День 13-ый
Это было как в тот раз, когда он заснул в шезлонге у бассейна, а младшие подкрались к нему сзади, чтобы вылить ведро воды на его уязвимое тело. Вот о чем это ему напомнило. Мирное, блаженное, безмятежное забвение, а затем ужас, когда ты осознаешь, что все вокруг покрыто льдом, и вскакиваешь с места, дрожа всем телом, пытаясь избавиться от мурашек и озноба, которые внезапно нахлынули повсюду.
Вот на что это было похоже. Только теперь лед превратился в огонь. И не было полотенца, чтобы вытереть его.

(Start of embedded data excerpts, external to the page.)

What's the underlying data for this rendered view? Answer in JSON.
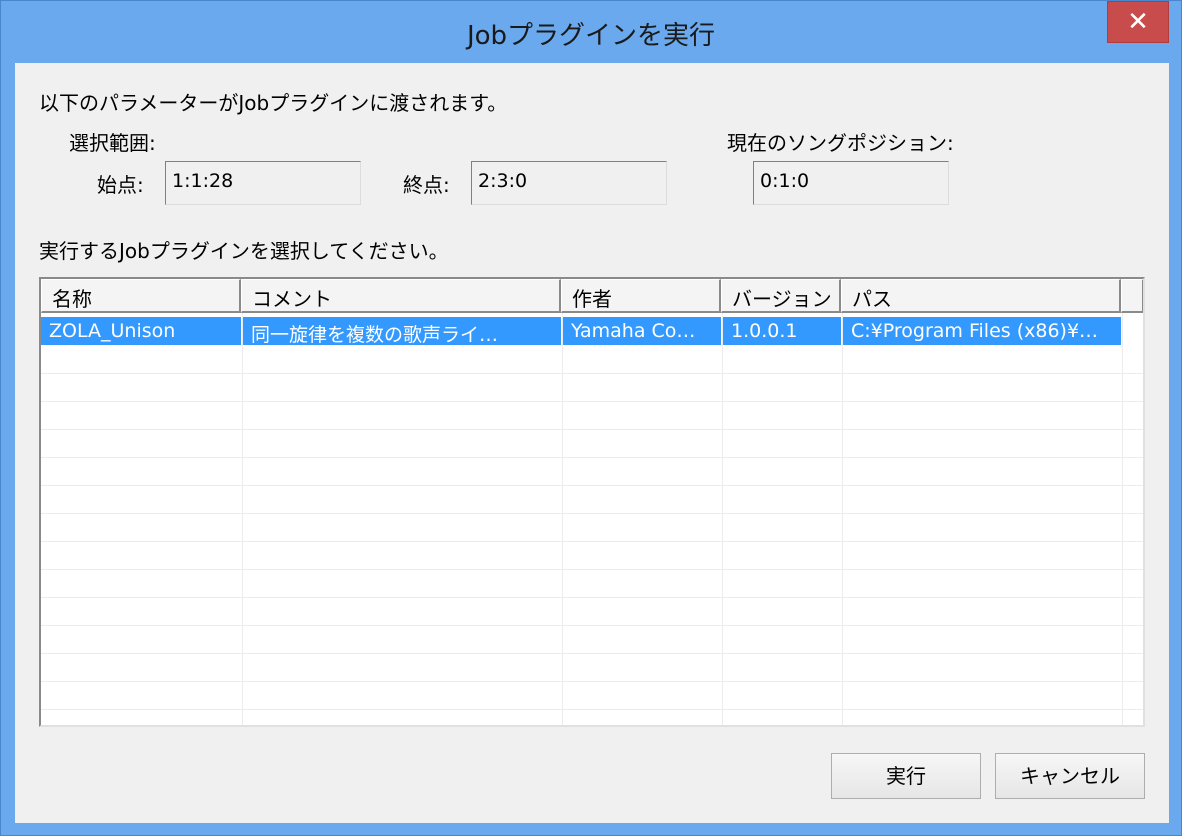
{
  "window": {
    "title": "Jobプラグインを実行",
    "close_glyph": "✕"
  },
  "params": {
    "intro": "以下のパラメーターがJobプラグインに渡されます。",
    "selection_label": "選択範囲:",
    "start_label": "始点:",
    "start_value": "1:1:28",
    "end_label": "終点:",
    "end_value": "2:3:0",
    "song_pos_label": "現在のソングポジション:",
    "song_pos_value": "0:1:0"
  },
  "plugins": {
    "instruction": "実行するJobプラグインを選択してください。",
    "columns": [
      "名称",
      "コメント",
      "作者",
      "バージョン",
      "パス"
    ],
    "rows": [
      {
        "name": "ZOLA_Unison",
        "comment": "同一旋律を複数の歌声ライ…",
        "author": "Yamaha Co…",
        "version": "1.0.0.1",
        "path": "C:¥Program Files (x86)¥…",
        "selected": true
      }
    ]
  },
  "buttons": {
    "run": "実行",
    "cancel": "キャンセル"
  },
  "colors": {
    "title_bar": "#6aa9ee",
    "close_button": "#c94c4c",
    "selection": "#3399ff"
  }
}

В ту секунду, когда к нему пришло осознание, все превратилось в агонию. Каждая конечность, каждый орган, каждая клетка его тела горели от триллиона крошечных раскаленных добела иголок, впивающихся в кожу. Это было похоже на то, как будто он был зажат под гигантской паяльной лампой, которая медленно расплавляла мышцы, отделяя их от костей.
Он попытался открыть рот, чтобы крикнуть кому-нибудь, чтобы нашли воду и потушили огонь, но что-то змеилось по его горлу, душило его, убивало. Его рука метнулась к лицу и обхватила пластиковую трубку, дергая ее изо всех сил, пока его запястье не было зажато в тиски, а руки прижаты к бокам.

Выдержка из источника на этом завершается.